Why IOPS matter for the database?

time to read 3 min | 436 words

imageYou knew that this had to come, after talking about memory and CPU so often, we need to talk about actual I/O.

Did I mention that the cluster was setup by a drunk monkey. That term was raised in the office today, and we had a bunch of people fighting over who was the monkey. So to clarify things, here is the monkey:

image

If you have any issues with this being a drunk monkey, you are likely drunk as well. How about you setup a cluster that we can test things on.

At any rate, after setting things up and push the cluster, we started seeing some odd behaviors. It looked like the cluster was… acting funny.

One of the things we build into RavenDB is the ability to inspect its state easily.

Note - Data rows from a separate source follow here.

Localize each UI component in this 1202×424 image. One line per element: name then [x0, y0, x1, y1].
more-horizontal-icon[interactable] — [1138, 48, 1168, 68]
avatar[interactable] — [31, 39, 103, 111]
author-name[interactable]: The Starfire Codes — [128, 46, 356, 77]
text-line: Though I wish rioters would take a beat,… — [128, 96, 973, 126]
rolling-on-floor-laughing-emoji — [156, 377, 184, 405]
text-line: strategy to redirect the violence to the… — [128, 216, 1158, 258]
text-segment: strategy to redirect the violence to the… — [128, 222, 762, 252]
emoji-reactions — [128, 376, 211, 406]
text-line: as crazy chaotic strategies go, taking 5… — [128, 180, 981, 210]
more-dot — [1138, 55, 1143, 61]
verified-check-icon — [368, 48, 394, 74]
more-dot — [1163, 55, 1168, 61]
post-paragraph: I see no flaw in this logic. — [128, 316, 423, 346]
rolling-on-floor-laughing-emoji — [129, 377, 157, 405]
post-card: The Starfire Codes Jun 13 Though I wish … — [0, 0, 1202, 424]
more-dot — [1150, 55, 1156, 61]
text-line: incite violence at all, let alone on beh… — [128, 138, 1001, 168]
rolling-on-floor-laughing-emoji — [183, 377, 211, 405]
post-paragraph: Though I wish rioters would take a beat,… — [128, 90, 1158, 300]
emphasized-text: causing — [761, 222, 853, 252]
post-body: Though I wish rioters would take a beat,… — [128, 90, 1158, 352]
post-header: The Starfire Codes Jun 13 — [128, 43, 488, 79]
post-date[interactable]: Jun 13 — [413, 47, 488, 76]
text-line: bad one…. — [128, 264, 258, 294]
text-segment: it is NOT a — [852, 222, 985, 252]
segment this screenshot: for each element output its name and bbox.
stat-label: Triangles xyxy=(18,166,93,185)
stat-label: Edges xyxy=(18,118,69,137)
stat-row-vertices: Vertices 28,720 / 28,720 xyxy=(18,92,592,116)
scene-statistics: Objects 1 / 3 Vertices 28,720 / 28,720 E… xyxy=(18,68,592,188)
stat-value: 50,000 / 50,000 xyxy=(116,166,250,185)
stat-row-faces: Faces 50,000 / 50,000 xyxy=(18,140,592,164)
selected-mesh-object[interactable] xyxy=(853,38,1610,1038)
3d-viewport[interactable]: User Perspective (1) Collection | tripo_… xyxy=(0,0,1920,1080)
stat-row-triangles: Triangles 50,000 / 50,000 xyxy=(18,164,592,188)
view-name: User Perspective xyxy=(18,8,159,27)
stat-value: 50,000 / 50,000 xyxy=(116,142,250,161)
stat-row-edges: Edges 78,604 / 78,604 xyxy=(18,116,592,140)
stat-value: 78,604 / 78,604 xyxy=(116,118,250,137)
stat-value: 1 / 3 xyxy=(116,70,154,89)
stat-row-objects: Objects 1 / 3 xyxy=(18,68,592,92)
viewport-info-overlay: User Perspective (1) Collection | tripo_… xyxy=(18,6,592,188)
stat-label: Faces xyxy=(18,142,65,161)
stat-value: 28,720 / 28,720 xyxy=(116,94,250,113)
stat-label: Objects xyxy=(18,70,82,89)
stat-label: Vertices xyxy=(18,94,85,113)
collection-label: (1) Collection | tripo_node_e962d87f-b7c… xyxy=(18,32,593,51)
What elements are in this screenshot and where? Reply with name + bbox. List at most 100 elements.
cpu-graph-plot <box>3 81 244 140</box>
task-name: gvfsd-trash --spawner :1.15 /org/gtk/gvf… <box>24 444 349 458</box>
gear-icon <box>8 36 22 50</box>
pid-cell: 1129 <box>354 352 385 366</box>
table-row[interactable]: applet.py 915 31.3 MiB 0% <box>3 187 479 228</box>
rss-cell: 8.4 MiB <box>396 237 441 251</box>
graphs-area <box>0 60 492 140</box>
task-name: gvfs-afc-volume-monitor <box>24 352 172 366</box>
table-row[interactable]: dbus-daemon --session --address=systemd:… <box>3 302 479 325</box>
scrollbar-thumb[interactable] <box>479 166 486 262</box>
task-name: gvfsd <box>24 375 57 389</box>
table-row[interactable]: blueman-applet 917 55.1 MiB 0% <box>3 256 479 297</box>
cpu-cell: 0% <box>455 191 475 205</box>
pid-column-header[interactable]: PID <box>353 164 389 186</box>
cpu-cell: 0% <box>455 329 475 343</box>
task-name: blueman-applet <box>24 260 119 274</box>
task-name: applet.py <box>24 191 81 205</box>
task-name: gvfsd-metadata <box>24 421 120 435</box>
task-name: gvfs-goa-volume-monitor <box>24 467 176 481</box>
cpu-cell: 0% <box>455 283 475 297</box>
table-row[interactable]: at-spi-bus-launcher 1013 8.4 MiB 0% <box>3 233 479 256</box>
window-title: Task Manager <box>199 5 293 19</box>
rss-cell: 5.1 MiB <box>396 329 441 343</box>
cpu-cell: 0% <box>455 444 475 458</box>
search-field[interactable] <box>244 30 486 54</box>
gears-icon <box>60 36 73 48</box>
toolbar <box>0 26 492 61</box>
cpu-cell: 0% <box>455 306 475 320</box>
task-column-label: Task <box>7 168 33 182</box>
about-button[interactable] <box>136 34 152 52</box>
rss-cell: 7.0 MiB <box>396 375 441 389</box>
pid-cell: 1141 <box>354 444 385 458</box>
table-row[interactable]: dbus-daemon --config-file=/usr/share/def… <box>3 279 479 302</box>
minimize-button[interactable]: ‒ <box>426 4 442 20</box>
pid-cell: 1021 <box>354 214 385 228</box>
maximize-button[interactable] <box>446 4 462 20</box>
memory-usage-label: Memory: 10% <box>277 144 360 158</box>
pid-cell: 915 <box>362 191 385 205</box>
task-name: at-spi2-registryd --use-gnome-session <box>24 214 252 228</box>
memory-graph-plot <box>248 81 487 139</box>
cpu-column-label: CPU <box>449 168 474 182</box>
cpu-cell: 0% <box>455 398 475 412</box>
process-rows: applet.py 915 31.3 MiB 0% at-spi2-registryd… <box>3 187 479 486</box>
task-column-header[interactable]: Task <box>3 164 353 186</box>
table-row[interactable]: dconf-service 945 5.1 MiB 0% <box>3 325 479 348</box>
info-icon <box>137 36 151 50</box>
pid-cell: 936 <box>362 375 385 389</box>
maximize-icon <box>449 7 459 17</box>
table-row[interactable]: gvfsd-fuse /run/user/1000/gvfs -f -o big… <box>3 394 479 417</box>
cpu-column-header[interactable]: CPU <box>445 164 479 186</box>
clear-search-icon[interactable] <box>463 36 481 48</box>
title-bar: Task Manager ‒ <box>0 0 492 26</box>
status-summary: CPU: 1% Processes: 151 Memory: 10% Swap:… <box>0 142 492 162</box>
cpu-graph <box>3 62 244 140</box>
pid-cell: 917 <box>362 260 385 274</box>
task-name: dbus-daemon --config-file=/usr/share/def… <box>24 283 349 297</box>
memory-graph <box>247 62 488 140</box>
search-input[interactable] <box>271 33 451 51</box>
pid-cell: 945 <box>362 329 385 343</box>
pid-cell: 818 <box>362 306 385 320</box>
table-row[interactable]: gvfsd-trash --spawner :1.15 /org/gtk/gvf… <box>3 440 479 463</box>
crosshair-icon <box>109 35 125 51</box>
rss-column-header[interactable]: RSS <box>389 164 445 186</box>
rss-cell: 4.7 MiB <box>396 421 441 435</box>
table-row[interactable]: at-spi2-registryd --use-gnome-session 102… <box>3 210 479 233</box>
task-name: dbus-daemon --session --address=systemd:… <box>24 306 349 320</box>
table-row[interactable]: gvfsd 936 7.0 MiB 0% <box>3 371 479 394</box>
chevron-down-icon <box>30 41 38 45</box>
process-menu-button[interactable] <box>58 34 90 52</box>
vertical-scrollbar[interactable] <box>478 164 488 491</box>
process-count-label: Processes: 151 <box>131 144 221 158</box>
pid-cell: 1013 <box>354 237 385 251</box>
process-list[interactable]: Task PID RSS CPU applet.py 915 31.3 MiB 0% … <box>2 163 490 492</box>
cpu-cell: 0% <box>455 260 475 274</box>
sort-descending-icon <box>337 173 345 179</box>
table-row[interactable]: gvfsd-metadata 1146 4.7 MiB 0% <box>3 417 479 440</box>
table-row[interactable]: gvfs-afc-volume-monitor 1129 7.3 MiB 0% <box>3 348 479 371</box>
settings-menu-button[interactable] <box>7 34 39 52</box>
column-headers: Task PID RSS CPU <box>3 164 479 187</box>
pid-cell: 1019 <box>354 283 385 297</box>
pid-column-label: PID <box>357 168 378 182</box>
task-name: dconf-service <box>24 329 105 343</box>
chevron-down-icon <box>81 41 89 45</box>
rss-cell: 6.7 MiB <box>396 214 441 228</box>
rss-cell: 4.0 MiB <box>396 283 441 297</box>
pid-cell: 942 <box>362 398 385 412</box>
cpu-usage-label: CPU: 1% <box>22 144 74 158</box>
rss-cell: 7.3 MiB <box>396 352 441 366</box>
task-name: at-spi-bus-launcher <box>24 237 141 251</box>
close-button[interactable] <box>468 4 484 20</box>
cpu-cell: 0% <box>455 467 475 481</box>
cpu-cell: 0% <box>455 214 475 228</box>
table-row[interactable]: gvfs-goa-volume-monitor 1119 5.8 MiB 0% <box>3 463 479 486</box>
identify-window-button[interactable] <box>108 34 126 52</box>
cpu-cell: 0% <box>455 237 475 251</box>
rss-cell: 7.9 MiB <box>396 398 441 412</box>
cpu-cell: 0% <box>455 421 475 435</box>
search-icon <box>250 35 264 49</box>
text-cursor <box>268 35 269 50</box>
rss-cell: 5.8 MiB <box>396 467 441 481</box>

You can see it in the image on the right. In particular, you can see that we have a journal write taking 12 seconds to run.

It is writing 76Kb to disk, at a rate of about 6KB per second. To compare, a 1984 modem would actually be faster. What is going on? As it turned out, the IOPS on the system was left in their default state, and we had less than 200 IOPS for the disk.

Did I mention that we are throwing production traffic and some of the biggest stuff we have on this thing? As it turns out, if you use all your IOPS burst capacity, you end up having to get your I/O through a straw.

This is excellent, since it exposed a convoy situation in some cases, and also gave us a really valuable lesson about things we should look at when we are investigating issue (the whole point of doing this “setup by a monkey” exercise).

For the record, here is what this looks like when you do things properly:

image

Why does this matter, by the way?

A journal write is how RavenDB writes to the transaction journal. This is absolutely critical to ensuring that the transaction ACID properties are kept.

It also means that when we write, we must wait for the disk to OK the write before we consider it completed. And that means that there were requests somewhere that were sitting there waiting for 12 seconds for a reply because the IOPS run out.